SOMs with intraorbital extension and widespread dural growth involving the anterior or middle cranial fossa, as well as those infiltrating the cavernous sinus, can be properly treated by combined endoscopic-transcranial decompression and radiosurgery on the sinus infiltration.

Finally, when a large endoscopic decompression is carried out, a reconstruction of the bone defect is useful to avoid enophthalmos and other cosmetic defects [2]. An autologous fat graft can be used for this purpose.

The transorbital superior eyelid approach can be successfully performed in patients with superiorly and laterally located extra- and intraconal lesions, as well as for lesions located in the anterior and middle cranial fossa. Actually, if the endonasal approach is preferred for SOMs involving the medial orbital wall and the inferomedial part of the orbital floor, a lateral transorbital approach is mainly indicated in cases of tumors that extend to the superior and lateral orbital wall or to the lateral part of the orbital floor, a lateral transorbital approach is mainly indicated.

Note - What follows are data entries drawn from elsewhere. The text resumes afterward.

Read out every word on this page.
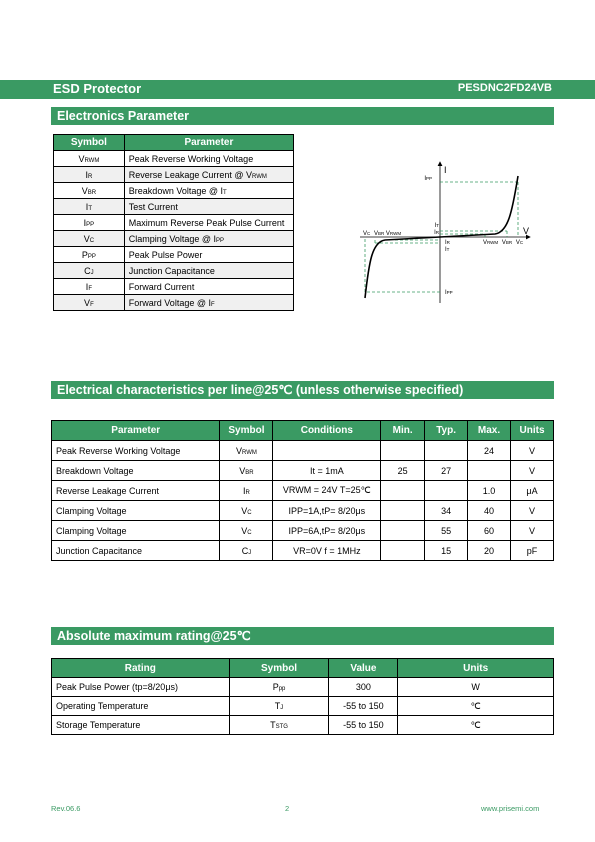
ESD Protector	PESDNC2FD24VB
Electronics Parameter
Symbol	Parameter
VRWM	Peak Reverse Working Voltage
IR	Reverse Leakage Current @ VRWM
VBR	Breakdown Voltage @ IT
IT	Test Current
IPP	Maximum Reverse Peak Pulse Current
VC	Clamping Voltage @ IPP
PPP	Peak Pulse Power
CJ	Junction Capacitance
IF	Forward Current
VF	Forward Voltage @ IF
I
V
IPP
IT
IR
IR
IT
IPP
VC VBR VRWM
VRWM VBR VC
Electrical characteristics per line@25℃ (unless otherwise specified)
Parameter	Symbol	Conditions	Min.	Typ.	Max.	Units
Peak Reverse Working Voltage	VRWM				24	V
Breakdown Voltage	VBR	It = 1mA	25	27		V
Reverse Leakage Current	IR	VRWM = 24V T=25℃			1.0	μA
Clamping Voltage	VC	IPP=1A,tP= 8/20μs		34	40	V
Clamping Voltage	VC	IPP=6A,tP= 8/20μs		55	60	V
Junction Capacitance	CJ	VR=0V f = 1MHz		15	20	pF
Absolute maximum rating@25℃
Rating	Symbol	Value	Units
Peak Pulse Power (tp=8/20μs)	Ppp	300	W
Operating Temperature	TJ	-55 to 150	℃
Storage Temperature	TSTG	-55 to 150	℃
Rev.06.6	2	www.prisemi.com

This transorbital access, in combination with the transnasal route, enables the performance of a ‘multiportal’ endoscopic approach to lesions located in the anterior and middle cranial fossa [6].

We performed endoscopic procedures in seven patients, with no mortality or morbidity during or after the surgery. The extent of removal was high and the rate of permanent deficits very low.

Summing up, SOMs with large hyperostosis and growth into the orbit can be successfully removed by endoscopic approaches. In selected cases, endoscopic approaches, compared with traditional craniotomies, are more effective in removing the tumor completely, reducing proptosis and cranial nerve compression.

Endoscopic surgery is safe and quite easy to perform, with a low complication rate and reduced hospital stay, as well as an optimal neurological outcome and cosmetic result for the patient.